RUBENSTEIN: Though the show is pure ’90s in attitude and morality, you must be delighted that so many young people are discovering it now.

SAUNDERS: People are getting it from their mothers or whoever in the family watched it before. Also, thank heaven for YouTube. But perhaps what’s helped make the show stay relevant is that it is multigenerational, so there is someone you can always identify with. And now, hopefully, it’ll hit yet another generation. 

RUBENSTEIN:  If the movie is a hit, are you going to make me wait endlessly again for the next Ab Fab?
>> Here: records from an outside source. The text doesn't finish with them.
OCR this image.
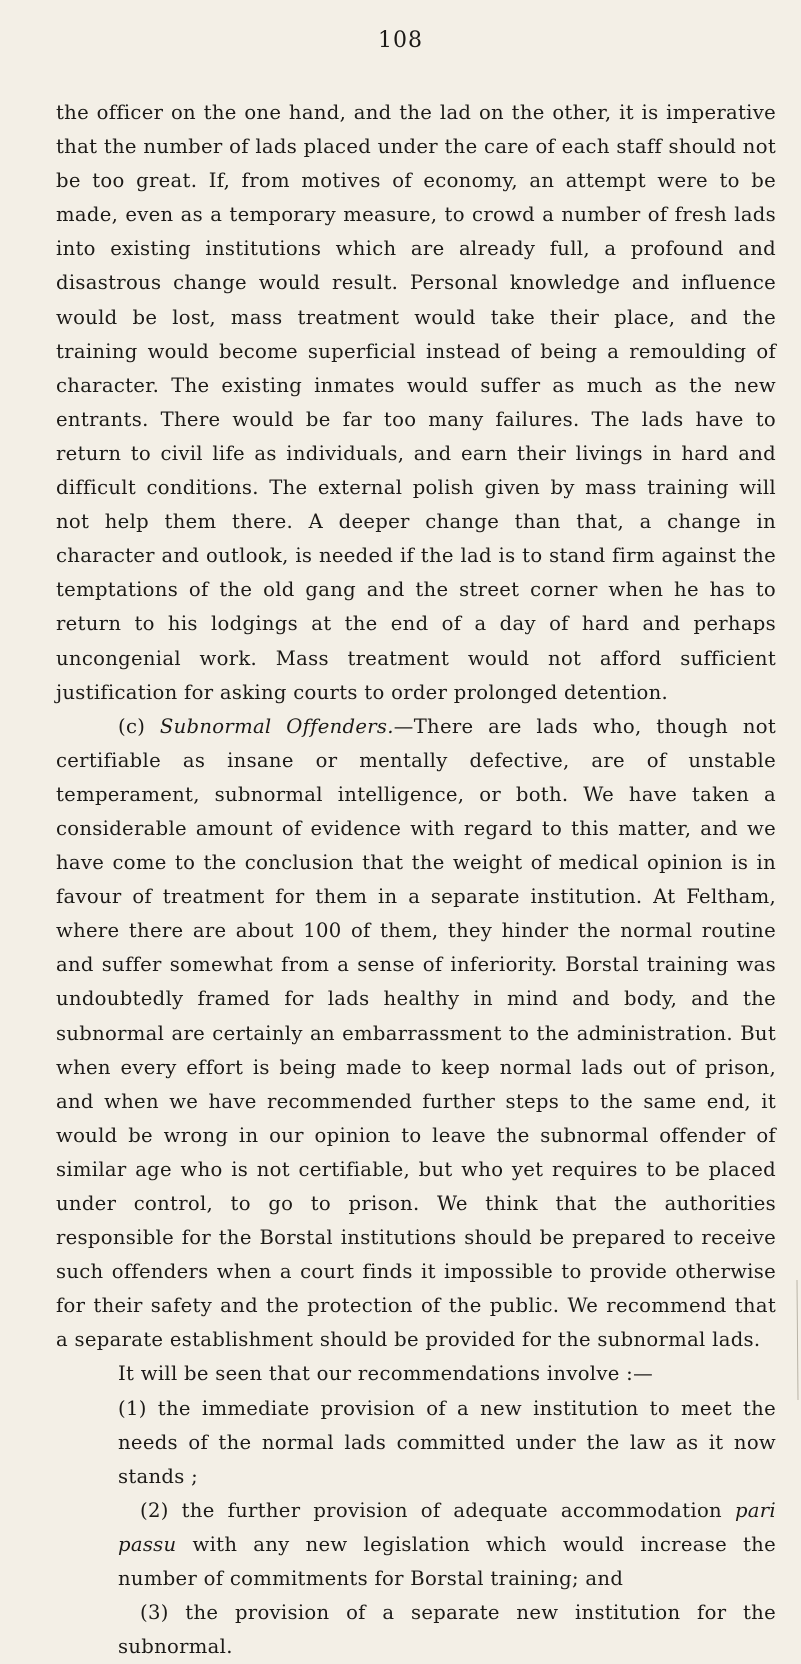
108

the officer on the one hand, and the lad on the other, it is imperative that the number of lads placed under the care of each staff should not be too great. If, from motives of economy, an attempt were to be made, even as a temporary measure, to crowd a number of fresh lads into existing institutions which are already full, a profound and disastrous change would result. Personal knowledge and influence would be lost, mass treatment would take their place, and the training would become superficial instead of being a remoulding of character. The existing inmates would suffer as much as the new entrants. There would be far too many failures. The lads have to return to civil life as individuals, and earn their livings in hard and difficult conditions. The external polish given by mass training will not help them there. A deeper change than that, a change in character and outlook, is needed if the lad is to stand firm against the temptations of the old gang and the street corner when he has to return to his lodgings at the end of a day of hard and perhaps uncongenial work. Mass treatment would not afford sufficient justification for asking courts to order prolonged detention.

(c) Subnormal Offenders.—There are lads who, though not certifiable as insane or mentally defective, are of unstable temperament, subnormal intelligence, or both. We have taken a considerable amount of evidence with regard to this matter, and we have come to the conclusion that the weight of medical opinion is in favour of treatment for them in a separate institution. At Feltham, where there are about 100 of them, they hinder the normal routine and suffer somewhat from a sense of inferiority. Borstal training was undoubtedly framed for lads healthy in mind and body, and the subnormal are certainly an embarrassment to the administration. But when every effort is being made to keep normal lads out of prison, and when we have recommended further steps to the same end, it would be wrong in our opinion to leave the subnormal offender of similar age who is not certifiable, but who yet requires to be placed under control, to go to prison. We think that the authorities responsible for the Borstal institutions should be prepared to receive such offenders when a court finds it impossible to provide otherwise for their safety and the protection of the public. We recommend that a separate establishment should be provided for the subnormal lads.

It will be seen that our recommendations involve :—

(1) the immediate provision of a new institution to meet the needs of the normal lads committed under the law as it now stands ;

(2) the further provision of adequate accommodation pari passu with any new legislation which would increase the number of commitments for Borstal training; and

(3) the provision of a separate new institution for the subnormal.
LUMLEY: The movie will be a hit. There is no “if” about it. It will be a hit for Eds and Pats, as they starred in it and that is about as good as it gets. Patsy would like Leo DiCaprio to be in future films, as she thinks she may have married him at some stage, and Jon Hamm, who is playing hard to get, and Matt Damon and Ben Affleck and Al Pacino and Robert Redford, whom she once slept with she thinks, and Idris Elba. They may make many more films if they feel like it, and if they can get millions up front to party properly then go on a long holiday in the sun.